If you love the sound of tubes (and make sure you do before getting into this), the occasional tube malfunction - more common in power amps than preamps - is easily outweighed by the positive. But bear in mind (as has been mentioned above), you're looking at continuing expenses over the years for tube replacement. Nothing horrific, but nonexistent with solid state. If you're new to tubes, it would probably be a good idea to buy from a local dealer you can trust so when you get strange whistling, squeaking, rushing (etc.) noises, the dealer can steer you to the problem and solution. Ultimately though, it's really only a tiny pain in the butt, and you'll learn how to diagnose problems (switch L and R channel tubes to see if the noise changes sides, for example) quickly. One last thing, though: if you're a bass freak, you may want to get a powered subwoofer, because tube watts are more expensive than SS, and bass needs power...I reached nirvana with tube pre and power and a REL sub.
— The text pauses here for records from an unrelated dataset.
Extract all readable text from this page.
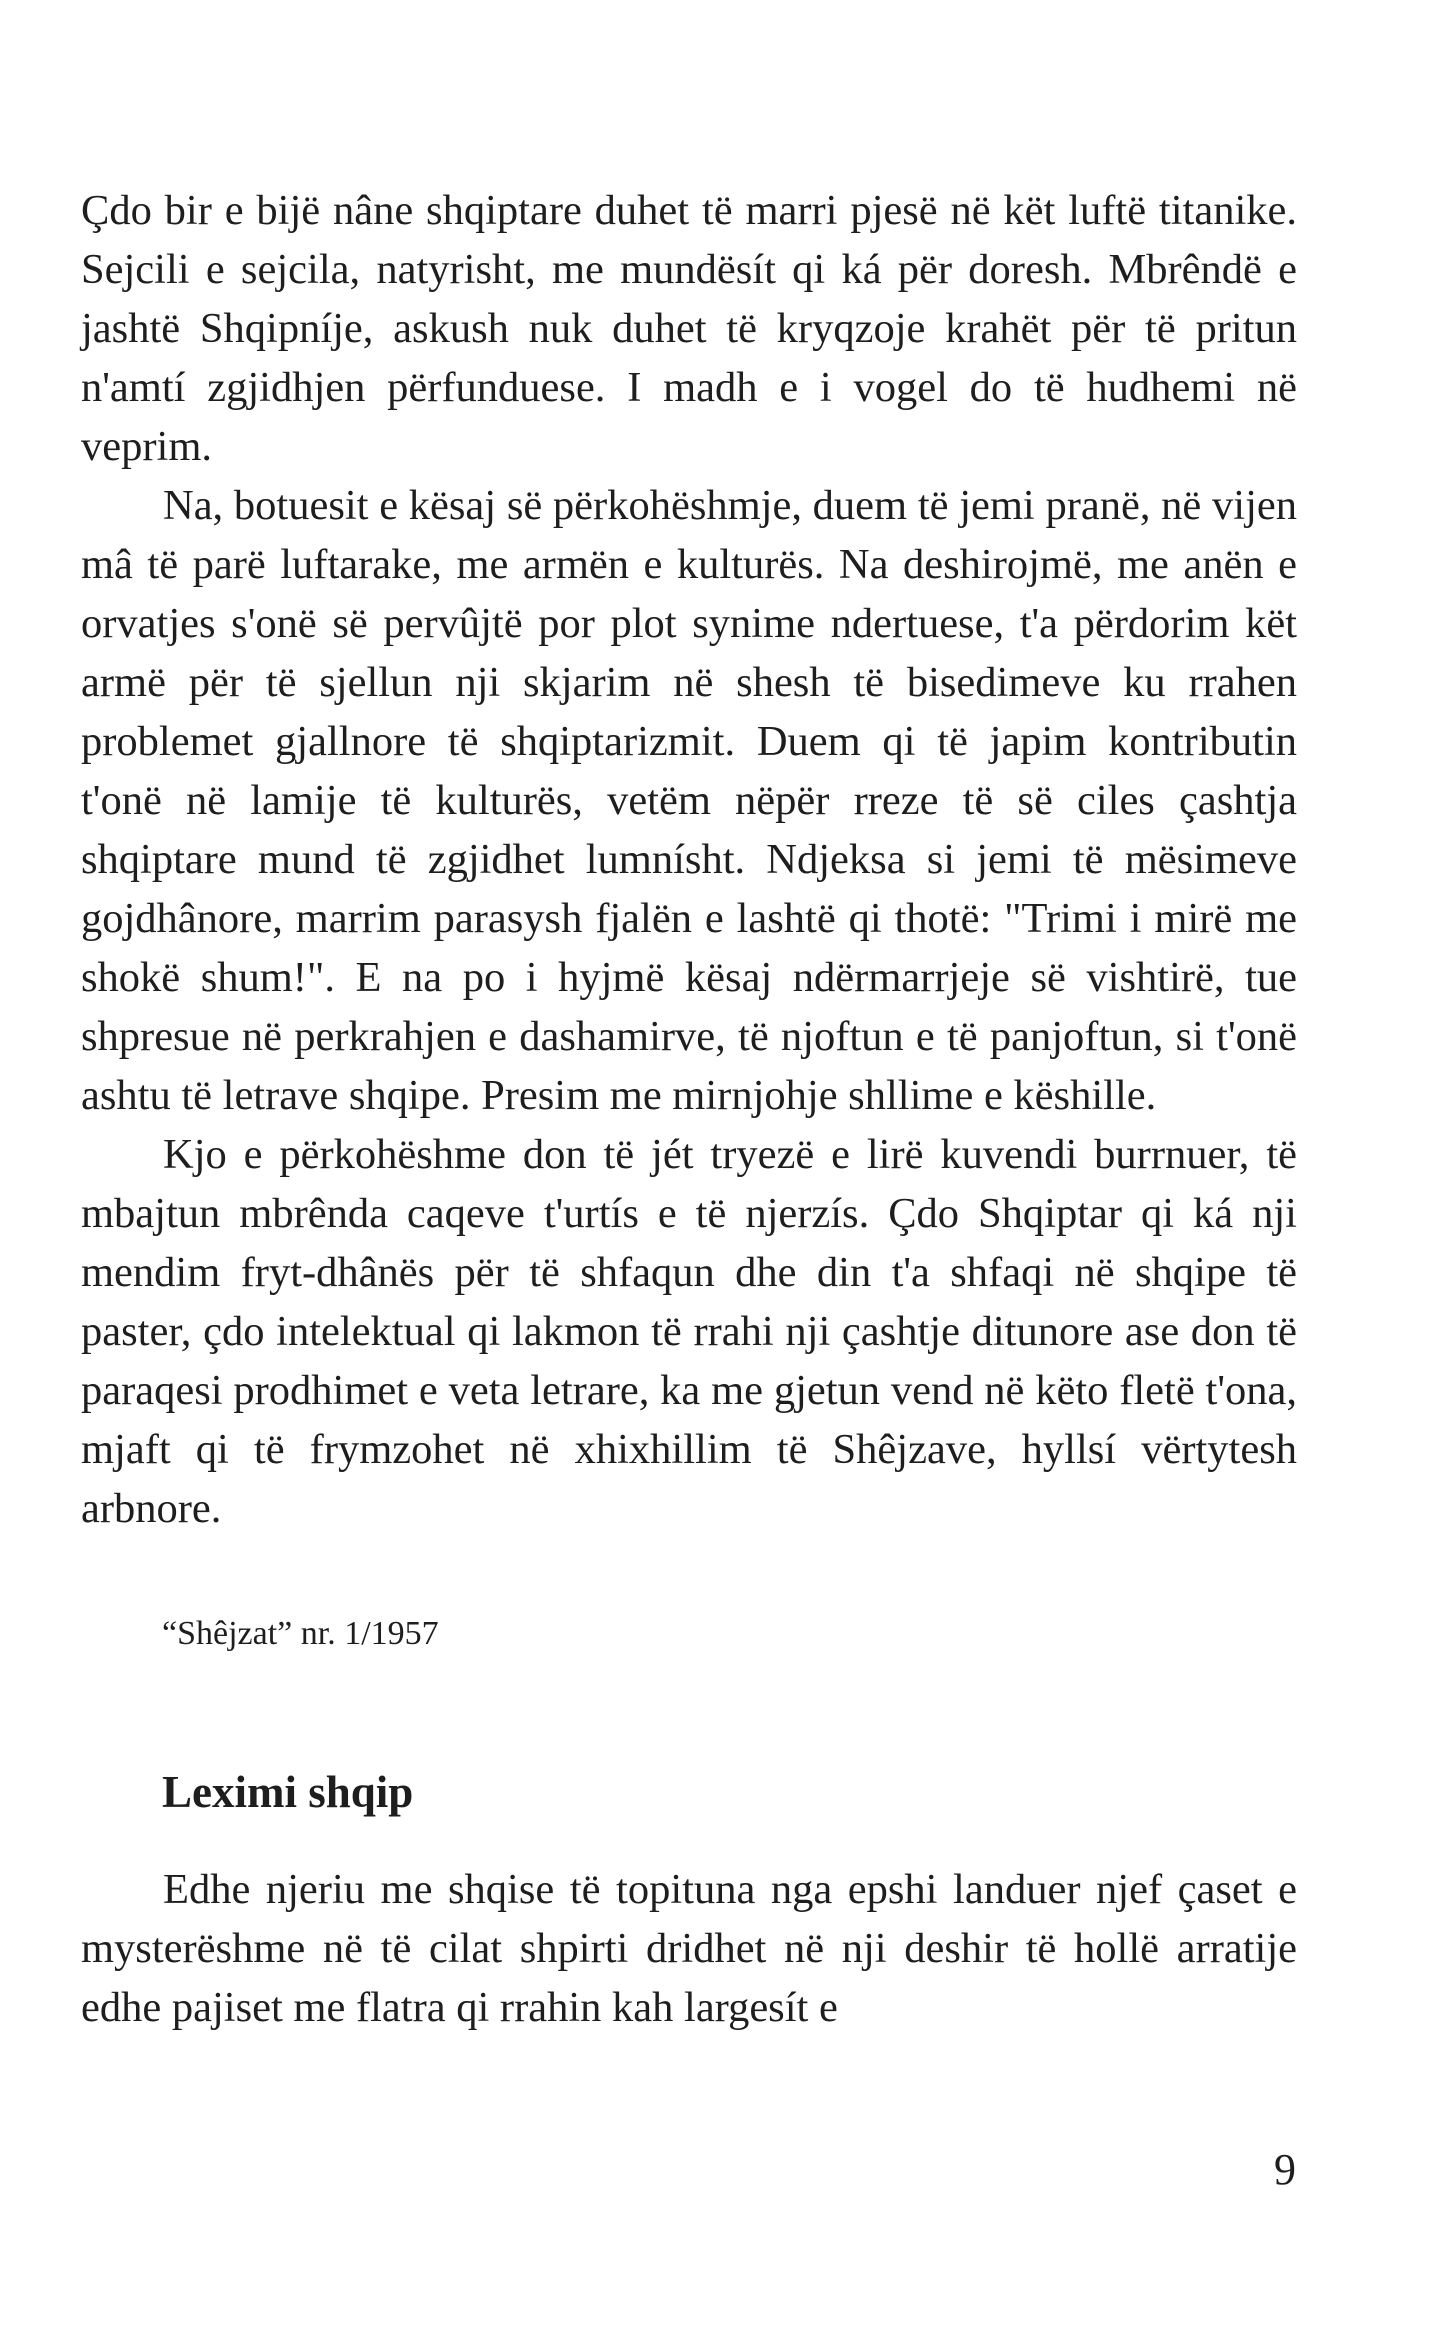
Çdo bir e bijë nâne shqiptare duhet të marri pjesë në kët luftë titanike. Sejcili e sejcila, natyrisht, me mundësít qi ká për doresh. Mbrêndë e jashtë Shqipníje, askush nuk duhet të kryqzoje krahët për të pritun n'amtí zgjidhjen përfunduese. I madh e i vogel do të hudhemi në veprim.

Na, botuesit e kësaj së përkohëshmje, duem të jemi pranë, në vijen mâ të parë luftarake, me armën e kulturës. Na deshirojmë, me anën e orvatjes s'onë së pervûjtë por plot synime ndertuese, t'a përdorim kët armë për të sjellun nji skjarim në shesh të bisedimeve ku rrahen problemet gjallnore të shqiptarizmit. Duem qi të japim kontributin t'onë në lamije të kulturës, vetëm nëpër rreze të së ciles çashtja shqiptare mund të zgjidhet lumnísht. Ndjeksa si jemi të mësimeve gojdhânore, marrim parasysh fjalën e lashtë qi thotë: "Trimi i mirë me shokë shum!". E na po i hyjmë kësaj ndërmarrjeje së vishtirë, tue shpresue në perkrahjen e dashamirve, të njoftun e të panjoftun, si t'onë ashtu të letrave shqipe. Presim me mirnjohje shllime e këshille.

Kjo e përkohëshme don të jét tryezë e lirë kuvendi burrnuer, të mbajtun mbrênda caqeve t'urtís e të njerzís. Çdo Shqiptar qi ká nji mendim fryt-dhânës për të shfaqun dhe din t'a shfaqi në shqipe të paster, çdo intelektual qi lakmon të rrahi nji çashtje ditunore ase don të paraqesi prodhimet e veta letrare, ka me gjetun vend në këto fletë t'ona, mjaft qi të frymzohet në xhixhillim të Shêjzave, hyllsí vërtytesh arbnore.

“Shêjzat” nr. 1/1957
Leximi shqip

Edhe njeriu me shqise të topituna nga epshi landuer njef çaset e mysterëshme në të cilat shpirti dridhet në nji deshir të hollë arratije edhe pajiset me flatra qi rrahin kah largesít e

9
A simple answer, Preamp tubes last for around ten years (12ax7,12au7etc).The small power amp tubes 12au7 etc again last around ten years. The big tubes due vary, example KT-88 last around 3-5 years and 300B tubes last about ten years. Older tubes are 25.00 to 75.00 per tube for the small ones and forget about the older 300b and KT-88. New tubes sound very good and work for most pre amps, and cost around 15.00 for small tubes and 35.oo to 50.00 for the big power tubes. If you want to keep your tube cost down, select a tube product that uses common tubes and not rare tubes, that will be hard to find in the future.
Sorry Gs5556 I have to disagree! There is NO WAY that Russian mil-spec sound anywhere near as good as some of the classic NOS tubes. Also, small signal (pre-amp tubes) should last 6,000+ hours (left on 24/7, these tubes should last AT LEAST one year...switching off when you're away or not listening for awhile and these tubes should be good for two to three years!) The Russian/Yugo tubes, as a general rule, DO NOT LAST AS LONG AS GOOD NOS TUBES!!! (Looser tolerances and quality control than premium NOS!) Ya gets whats ya pays for!
...just to qualify my statement - the Russian MilSpec/Ei Yugo/RFT's are better sounding in my CAT MKII preamp (and associated equipment and room) than ANY other tube combo. Nothing against the NOS tubes, just happens to be that way in my gear where the extra expense is not justified. Also, CATs eat up tubes faster than most tubed gear (CAT recommends replacement after 2000 hours or whenever the sound degrades).